Springs represent relevant habitats which support high levels of biodiversity and productivity, providing refugia to both plants and animals together with essential ecosystem services. However, springs are often overlooked or even destroyed by human activity. Locating, inventorying, and monitoring springs is, therefore, becoming of increasing importance. This study aims at developing a multidisciplinary approach to detect ephemeral springs, which can only be discovered by hydrogeological surveys when discharge occurs. We suggest potential cooperation between hydrogeologists and botanists based on the use of a plant species as an indicator of the occurrence of ephemeral springs fed by ophiolitic perched groundwater aquifers.
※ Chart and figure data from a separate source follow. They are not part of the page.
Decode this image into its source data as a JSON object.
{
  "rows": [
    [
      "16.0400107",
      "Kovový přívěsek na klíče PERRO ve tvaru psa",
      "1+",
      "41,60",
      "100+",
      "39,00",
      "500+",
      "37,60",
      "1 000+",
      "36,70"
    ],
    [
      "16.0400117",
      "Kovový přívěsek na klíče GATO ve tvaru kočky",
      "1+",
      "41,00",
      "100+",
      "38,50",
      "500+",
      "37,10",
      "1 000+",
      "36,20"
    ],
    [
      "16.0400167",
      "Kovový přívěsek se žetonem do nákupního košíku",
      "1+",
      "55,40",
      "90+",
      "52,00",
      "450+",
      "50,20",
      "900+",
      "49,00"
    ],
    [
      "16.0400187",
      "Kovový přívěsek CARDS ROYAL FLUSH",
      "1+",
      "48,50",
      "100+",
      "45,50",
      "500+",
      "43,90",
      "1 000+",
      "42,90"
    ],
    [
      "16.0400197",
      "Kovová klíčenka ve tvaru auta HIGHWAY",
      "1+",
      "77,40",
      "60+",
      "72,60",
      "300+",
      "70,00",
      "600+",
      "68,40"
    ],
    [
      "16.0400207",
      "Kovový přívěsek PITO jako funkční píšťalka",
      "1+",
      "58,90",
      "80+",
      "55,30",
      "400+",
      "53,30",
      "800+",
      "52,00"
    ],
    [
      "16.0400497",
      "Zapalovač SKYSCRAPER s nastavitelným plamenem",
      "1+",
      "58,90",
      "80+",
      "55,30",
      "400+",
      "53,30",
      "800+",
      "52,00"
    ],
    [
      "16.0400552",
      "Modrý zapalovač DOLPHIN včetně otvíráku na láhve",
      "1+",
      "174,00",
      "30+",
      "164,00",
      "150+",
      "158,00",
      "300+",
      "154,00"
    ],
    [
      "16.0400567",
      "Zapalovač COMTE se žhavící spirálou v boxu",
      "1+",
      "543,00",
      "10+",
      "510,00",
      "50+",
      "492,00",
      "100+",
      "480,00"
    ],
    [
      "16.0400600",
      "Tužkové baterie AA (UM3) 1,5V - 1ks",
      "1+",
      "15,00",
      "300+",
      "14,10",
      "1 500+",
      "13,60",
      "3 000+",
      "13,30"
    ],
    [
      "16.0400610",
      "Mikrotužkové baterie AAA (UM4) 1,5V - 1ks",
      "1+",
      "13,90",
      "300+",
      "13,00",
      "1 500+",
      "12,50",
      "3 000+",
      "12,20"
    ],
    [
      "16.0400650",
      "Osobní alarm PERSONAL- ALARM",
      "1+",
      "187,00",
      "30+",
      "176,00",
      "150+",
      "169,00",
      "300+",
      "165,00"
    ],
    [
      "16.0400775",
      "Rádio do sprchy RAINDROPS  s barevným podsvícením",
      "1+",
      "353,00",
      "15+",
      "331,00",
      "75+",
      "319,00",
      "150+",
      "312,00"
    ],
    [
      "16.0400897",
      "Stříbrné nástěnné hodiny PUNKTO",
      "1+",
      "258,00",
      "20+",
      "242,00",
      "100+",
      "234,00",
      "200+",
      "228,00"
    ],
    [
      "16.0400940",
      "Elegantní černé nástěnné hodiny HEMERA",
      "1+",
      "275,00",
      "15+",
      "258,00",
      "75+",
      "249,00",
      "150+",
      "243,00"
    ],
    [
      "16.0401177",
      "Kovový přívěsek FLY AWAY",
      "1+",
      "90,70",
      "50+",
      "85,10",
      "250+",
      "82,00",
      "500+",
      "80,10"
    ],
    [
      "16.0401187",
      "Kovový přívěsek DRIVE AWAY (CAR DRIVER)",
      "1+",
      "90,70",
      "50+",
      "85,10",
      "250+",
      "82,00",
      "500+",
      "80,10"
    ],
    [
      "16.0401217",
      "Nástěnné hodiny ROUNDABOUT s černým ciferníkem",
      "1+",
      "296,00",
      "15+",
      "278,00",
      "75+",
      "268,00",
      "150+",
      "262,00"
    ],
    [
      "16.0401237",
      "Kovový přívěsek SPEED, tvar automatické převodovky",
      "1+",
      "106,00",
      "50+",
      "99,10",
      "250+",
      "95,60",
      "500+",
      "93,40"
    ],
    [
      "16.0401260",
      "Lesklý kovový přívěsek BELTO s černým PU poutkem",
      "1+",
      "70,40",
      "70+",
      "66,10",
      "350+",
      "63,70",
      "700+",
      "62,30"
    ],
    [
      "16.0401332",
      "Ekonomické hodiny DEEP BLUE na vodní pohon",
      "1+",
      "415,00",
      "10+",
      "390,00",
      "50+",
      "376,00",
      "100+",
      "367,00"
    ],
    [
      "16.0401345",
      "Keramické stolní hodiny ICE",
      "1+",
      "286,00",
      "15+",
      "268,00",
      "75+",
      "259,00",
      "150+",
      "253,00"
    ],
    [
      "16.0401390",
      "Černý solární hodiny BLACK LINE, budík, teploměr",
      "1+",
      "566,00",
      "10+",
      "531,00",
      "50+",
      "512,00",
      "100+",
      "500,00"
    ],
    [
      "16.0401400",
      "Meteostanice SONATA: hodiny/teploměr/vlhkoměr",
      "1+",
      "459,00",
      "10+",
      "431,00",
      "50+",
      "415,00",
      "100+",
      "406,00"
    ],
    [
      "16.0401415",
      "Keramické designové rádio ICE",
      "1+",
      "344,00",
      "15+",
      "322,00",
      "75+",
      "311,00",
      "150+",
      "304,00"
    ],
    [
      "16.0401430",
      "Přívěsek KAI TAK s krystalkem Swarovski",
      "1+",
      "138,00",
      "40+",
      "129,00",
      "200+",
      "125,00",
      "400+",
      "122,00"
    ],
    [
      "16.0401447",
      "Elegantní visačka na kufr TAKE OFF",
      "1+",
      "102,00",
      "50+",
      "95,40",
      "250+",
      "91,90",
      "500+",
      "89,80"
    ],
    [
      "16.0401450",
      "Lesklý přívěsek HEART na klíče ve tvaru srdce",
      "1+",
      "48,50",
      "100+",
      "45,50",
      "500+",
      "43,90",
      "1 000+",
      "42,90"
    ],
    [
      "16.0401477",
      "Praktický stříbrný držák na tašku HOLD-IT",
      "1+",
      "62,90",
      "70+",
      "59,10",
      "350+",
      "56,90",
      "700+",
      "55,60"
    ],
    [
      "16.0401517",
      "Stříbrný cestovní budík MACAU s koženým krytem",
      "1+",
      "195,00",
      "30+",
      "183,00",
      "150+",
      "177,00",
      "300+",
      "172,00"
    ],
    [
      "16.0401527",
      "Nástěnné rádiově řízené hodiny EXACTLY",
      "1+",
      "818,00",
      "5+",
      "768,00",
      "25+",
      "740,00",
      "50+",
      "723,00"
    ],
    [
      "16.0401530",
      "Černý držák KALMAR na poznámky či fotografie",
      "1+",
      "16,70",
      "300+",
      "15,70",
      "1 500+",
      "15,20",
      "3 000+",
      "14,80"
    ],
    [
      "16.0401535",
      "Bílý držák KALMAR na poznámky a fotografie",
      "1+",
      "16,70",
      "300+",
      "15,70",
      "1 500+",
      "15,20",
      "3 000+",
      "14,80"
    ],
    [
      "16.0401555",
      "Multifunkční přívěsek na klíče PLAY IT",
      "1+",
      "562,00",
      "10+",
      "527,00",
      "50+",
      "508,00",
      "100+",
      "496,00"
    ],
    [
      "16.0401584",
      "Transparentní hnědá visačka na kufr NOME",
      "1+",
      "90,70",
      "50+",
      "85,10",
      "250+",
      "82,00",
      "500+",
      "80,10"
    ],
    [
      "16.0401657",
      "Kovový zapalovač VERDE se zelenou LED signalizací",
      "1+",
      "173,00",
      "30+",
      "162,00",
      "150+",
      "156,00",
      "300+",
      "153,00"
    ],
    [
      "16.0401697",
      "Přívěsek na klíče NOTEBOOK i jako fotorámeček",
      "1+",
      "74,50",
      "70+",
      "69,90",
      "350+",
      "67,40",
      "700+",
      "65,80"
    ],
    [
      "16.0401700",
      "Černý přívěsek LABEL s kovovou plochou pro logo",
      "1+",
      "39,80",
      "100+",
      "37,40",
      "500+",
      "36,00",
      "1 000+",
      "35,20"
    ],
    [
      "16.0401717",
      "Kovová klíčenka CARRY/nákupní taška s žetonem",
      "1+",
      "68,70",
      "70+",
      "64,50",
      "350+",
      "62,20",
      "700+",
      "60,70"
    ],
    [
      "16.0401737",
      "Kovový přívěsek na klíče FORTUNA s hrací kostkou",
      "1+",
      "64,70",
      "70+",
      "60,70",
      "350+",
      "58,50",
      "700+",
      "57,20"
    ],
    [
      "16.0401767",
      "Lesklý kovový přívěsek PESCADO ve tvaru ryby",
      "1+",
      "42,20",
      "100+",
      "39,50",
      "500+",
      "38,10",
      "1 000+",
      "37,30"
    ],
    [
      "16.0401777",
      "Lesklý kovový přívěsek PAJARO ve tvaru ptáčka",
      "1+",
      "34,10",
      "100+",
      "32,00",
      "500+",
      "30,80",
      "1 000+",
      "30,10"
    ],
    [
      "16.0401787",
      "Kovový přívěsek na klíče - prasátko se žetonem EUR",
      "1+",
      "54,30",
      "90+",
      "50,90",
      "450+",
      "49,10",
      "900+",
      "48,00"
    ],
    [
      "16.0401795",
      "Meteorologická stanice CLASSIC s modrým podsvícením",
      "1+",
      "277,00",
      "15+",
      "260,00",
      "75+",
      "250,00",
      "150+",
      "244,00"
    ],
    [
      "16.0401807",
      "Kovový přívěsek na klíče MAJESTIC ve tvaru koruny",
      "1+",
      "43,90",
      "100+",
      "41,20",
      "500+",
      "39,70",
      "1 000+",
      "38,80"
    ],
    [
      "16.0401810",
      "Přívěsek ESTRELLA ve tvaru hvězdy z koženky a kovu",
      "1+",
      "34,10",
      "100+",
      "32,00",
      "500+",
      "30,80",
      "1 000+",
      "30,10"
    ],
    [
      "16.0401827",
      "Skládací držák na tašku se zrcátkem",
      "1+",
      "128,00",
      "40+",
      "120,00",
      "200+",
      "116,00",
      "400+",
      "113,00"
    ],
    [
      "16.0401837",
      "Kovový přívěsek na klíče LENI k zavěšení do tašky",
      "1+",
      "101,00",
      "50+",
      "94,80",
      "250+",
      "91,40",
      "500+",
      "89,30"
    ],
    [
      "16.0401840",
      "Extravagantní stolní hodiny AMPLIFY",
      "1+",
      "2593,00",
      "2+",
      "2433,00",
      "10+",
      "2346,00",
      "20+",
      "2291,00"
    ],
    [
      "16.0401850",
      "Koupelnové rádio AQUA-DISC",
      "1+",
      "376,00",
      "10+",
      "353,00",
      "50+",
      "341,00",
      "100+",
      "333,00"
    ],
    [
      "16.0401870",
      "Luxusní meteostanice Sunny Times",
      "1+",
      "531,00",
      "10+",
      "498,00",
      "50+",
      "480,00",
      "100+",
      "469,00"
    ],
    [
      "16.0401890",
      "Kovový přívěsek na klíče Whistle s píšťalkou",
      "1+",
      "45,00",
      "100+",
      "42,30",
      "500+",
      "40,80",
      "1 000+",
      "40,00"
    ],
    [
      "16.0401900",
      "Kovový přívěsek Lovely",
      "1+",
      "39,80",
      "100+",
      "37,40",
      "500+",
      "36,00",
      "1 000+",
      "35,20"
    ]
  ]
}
In this study, the grass Molinia arundinacea was used as a bioindicator, observed in periods when there was no discharge and whose occurrence on ophiolite bodies was revealed by previous studies in the northern Apennines (Italy). A total of twenty ophiolitic bodies were explored and grassland stands including Molinia populations were discovered in 86 springs (15 reported for the first time). Detailed geomorphological and hydrogeological sampling was also performed in ten springs, recording the occupancy area, cover and functional traits of Molinia at two permanent and eight ephemeral springs and along their streambeds. Molinia not only colonised the spring outlets, but also occurred along the streambeds fed by ephemeral springs, with a higher occupancy area where the rocky outcrops were covered by detrital deposits and at the base of the morphological incision. Additionally, the cover of Molina populations was correlated with the average water discharge, with the highest functional trait values found in locations with high soil moisture. Results confirmed that while Molinia performs best on permanently moist soils, it is also able to grow on soils with a fluctuating water-table or even in dry conditions, thus representing an excellent indicator of springs fed by temporary perched aquifers.